According to the Washington Post, when Barr and Mueller spoke, Barr challenged Mueller to identify inaccuracies. Mueller acknowledged that there are none.
The essence of Mueller’s moan is that “the summary letter the [DOJ] sent to Congress and released to the public. . .did not fully capture the context, nature, and substance of this office’s work and conclusions.” But the letter did not purport to do so.
As Barr reportedly explained to Mueller, he did not undertake, in his four page memo, to summarize the voluminous report, Instead, he intended only to provide an account of its bottom line conclusions on the two issues Mueller explored — was there collusion with Russia and was there obstruction of justice. Again, Barr’s account of Mueller’s two conclusions is entirely accurate.
Mueller reportedly responded that media coverage of the obstruction investigation is misguided and has created public misunderstandings. To the extent that the media portrayed Barr’s memo as more than just an account of the special counsel’s bottom line conclusions, Mueller has a right to be unhappy. But his grievance is with the media, not the Attorney General.
Of course, Mueller didn’t write a letter to Barr to complain about the media. He wrote it to complain about Barr. But when Barr pressed him during the phone conversation, he reportedly backed down and fell back on a complaint about the media.
It’s hard to avoid the suspicion that Mueller’s moan was driven by members of his team of Democratic partisans and Trump haters. They must have been disappointed that Mueller did not conclude that President Trump committed obstruction of justice, and dismayed when Barr and Rod Rosenstein concluded that Trump did not commit this offense.
Media coverage of Barr’s memo rubbed salt in the wound.

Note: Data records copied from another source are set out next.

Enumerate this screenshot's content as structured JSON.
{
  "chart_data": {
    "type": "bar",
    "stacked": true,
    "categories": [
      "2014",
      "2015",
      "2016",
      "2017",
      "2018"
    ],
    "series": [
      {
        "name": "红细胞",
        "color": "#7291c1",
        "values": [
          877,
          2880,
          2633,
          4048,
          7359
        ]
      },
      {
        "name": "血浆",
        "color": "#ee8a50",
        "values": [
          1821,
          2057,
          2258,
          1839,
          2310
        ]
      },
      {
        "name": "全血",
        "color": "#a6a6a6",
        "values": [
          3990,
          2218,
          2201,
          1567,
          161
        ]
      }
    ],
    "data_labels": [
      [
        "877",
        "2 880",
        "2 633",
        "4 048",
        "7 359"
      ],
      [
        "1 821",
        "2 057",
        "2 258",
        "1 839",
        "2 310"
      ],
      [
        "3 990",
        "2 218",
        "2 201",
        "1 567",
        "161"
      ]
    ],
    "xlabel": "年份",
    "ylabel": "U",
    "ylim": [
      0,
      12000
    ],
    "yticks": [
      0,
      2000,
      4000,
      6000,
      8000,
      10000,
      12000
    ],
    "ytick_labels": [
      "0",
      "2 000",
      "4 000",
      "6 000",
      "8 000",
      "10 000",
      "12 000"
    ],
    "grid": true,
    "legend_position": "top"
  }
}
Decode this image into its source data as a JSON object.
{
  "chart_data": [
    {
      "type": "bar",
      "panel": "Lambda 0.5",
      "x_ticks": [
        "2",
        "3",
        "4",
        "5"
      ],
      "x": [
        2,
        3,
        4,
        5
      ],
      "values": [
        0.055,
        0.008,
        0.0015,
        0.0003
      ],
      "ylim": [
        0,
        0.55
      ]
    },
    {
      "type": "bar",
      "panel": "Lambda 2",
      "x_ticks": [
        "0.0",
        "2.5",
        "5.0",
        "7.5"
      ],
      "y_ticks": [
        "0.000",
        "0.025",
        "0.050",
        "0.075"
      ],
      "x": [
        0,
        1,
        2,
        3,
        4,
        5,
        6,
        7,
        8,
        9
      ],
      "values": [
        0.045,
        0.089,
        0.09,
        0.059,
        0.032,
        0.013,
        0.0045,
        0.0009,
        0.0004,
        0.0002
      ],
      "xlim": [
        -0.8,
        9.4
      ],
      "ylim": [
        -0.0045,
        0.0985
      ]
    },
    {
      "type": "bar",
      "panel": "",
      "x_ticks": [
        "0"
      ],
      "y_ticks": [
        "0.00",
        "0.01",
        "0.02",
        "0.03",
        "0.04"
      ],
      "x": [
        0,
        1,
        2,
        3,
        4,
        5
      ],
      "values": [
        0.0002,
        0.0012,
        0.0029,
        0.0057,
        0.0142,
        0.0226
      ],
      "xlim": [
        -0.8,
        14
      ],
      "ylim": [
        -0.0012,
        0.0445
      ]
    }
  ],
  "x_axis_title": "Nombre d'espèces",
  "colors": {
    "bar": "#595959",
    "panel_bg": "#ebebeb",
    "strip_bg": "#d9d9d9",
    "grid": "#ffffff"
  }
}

One imagines that members of Mueller’s team pushed him to write a letter of complaint to Barr — a letter that, reportedly, he couldn’t defend when the two men talked by phone.
I’m speculating here, of course. However, it requires little speculation to say that someone on Mueller’s team leaked the letter to the press.
What we have, then, is a rearguard action by Team Mueller to wage war on Trump and Barr. Mueller’s legitimate work ended with the submission of his report, but Team Mueller isn’t done.